I feel for all men walking in these shoes ...their wives really DON'T deserve them... They don't know what they have... sometimes...till it is threatened to be LOST...


----------



## SaltInWound (Jan 2, 2013)

bbrad said:


> Are you upset because I saved that little girls life?
> 
> I bet her mom would do me, and not care about my wife.


:rofl:


----------



## bbrad (May 30, 2012)

True story,

Little girl was choking at restaurant, and I gave the heimlich, sp? 
MIL mentioned that I would do anything for a free meal.

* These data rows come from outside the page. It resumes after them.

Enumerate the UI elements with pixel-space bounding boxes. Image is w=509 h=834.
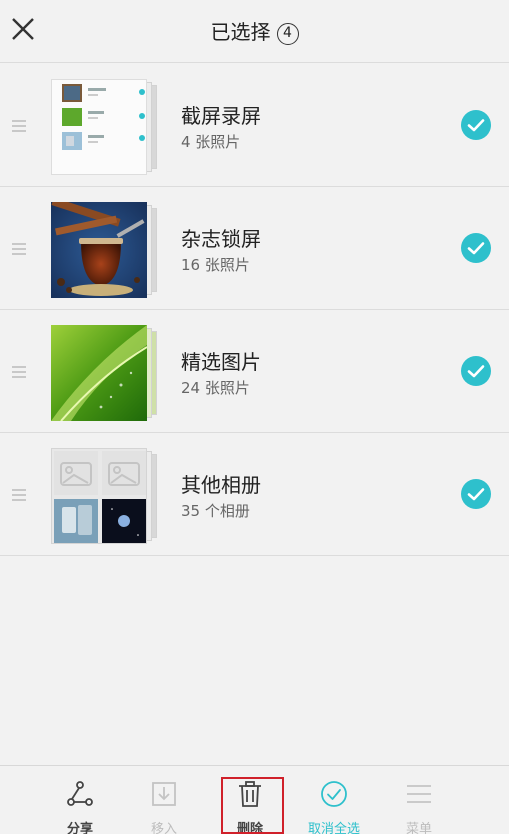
move-label: 移入 [150,822,177,834]
album-count: 35 个相册 [181,502,250,520]
album-thumbnail [51,325,157,423]
menu-label: 菜单 [405,822,432,834]
deselect-all-label: 取消全选 [307,822,360,834]
page-title: 已选择 4 [0,16,509,45]
album-count: 16 张照片 [181,256,250,274]
drag-handle-icon[interactable] [12,243,26,255]
album-name: 杂志锁屏 [181,227,261,251]
checkmark-icon[interactable] [461,110,491,140]
album-row-other[interactable]: 其他相册 35 个相册 [0,433,509,556]
album-count: 24 张照片 [181,379,250,397]
album-name: 截屏录屏 [181,104,261,128]
share-label: 分享 [66,822,93,834]
checkmark-icon[interactable] [461,479,491,509]
drag-handle-icon[interactable] [12,489,26,501]
album-row-magazine[interactable]: 杂志锁屏 16 张照片 [0,187,509,310]
selected-count-badge: 4 [276,23,299,45]
menu-icon [407,785,431,803]
drag-handle-icon[interactable] [12,120,26,132]
album-row-screenshots[interactable]: 截屏录屏 4 张照片 [0,64,509,187]
share-icon [67,781,93,806]
album-name: 其他相册 [181,473,261,497]
deselect-all-button[interactable]: 取消全选 [294,766,374,834]
title-text: 已选择 [210,20,271,44]
album-row-featured[interactable]: 精选图片 24 张照片 [0,310,509,433]
checkmark-icon[interactable] [461,356,491,386]
share-button[interactable]: 分享 [40,766,120,834]
menu-button[interactable]: 菜单 [379,766,459,834]
drag-handle-icon[interactable] [12,366,26,378]
album-count: 4 张照片 [181,133,241,151]
album-thumbnail [51,448,157,546]
album-thumbnail [51,79,157,177]
album-name: 精选图片 [181,350,261,374]
move-in-icon [152,782,176,806]
move-button[interactable]: 移入 [124,766,204,834]
album-list: 截屏录屏 4 张照片 杂志锁屏 16 张照片 精选图片 24 张照片 其他相册 … [0,64,509,556]
check-circle-icon [321,781,347,807]
delete-highlight-box [221,777,284,834]
checkmark-icon[interactable] [461,233,491,263]
top-bar: 已选择 4 [0,0,509,63]
album-thumbnail [51,202,157,300]
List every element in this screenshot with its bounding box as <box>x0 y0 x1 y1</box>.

Little girls mom was smokin hot, and cried for 15 mins. FR's said she was fine and took my toast to go.

Meh, 

Life,

What you gonna do.


----------



## Holland (Aug 20, 2012)

bbrad said:


> True story,
> 
> Little girl was choking at restaurant, and I gave the heimlich, sp?
> MIL mentioned that I would do anything for a free meal.
> ...


get out and live it or wallow in self pity for the rest of your days.


----------



## wifenumber2 (Jul 29, 2011)

BBrad: do you plan to provide her with a written copy of this? If you don't will she know how much this hurts?


----------



## TCSRedhead (Oct 17, 2012)

This is really sad.


----------



## Wiserforit (Dec 27, 2012)

bbrad said:


> Is it because, I make the kids breakfast and lunch almost every morning?
> 
> Is it because your mom was in town and I treated her well?
> 
> ...


Because you sound like a wife?


----------



## youkiddingme (Jul 30, 2012)

There may be issues in your marriage that keep your actions from actually being able to make deposits into her love bank. Or perhaps you are showing love to her in YOUR love language and not hers. We only have one side of the equation here. There may be issues that need to be worked through. Or, maybe she just needs a wake up call.... maybe she is busy with being a wife and needs to know that she is neglecting you.


----------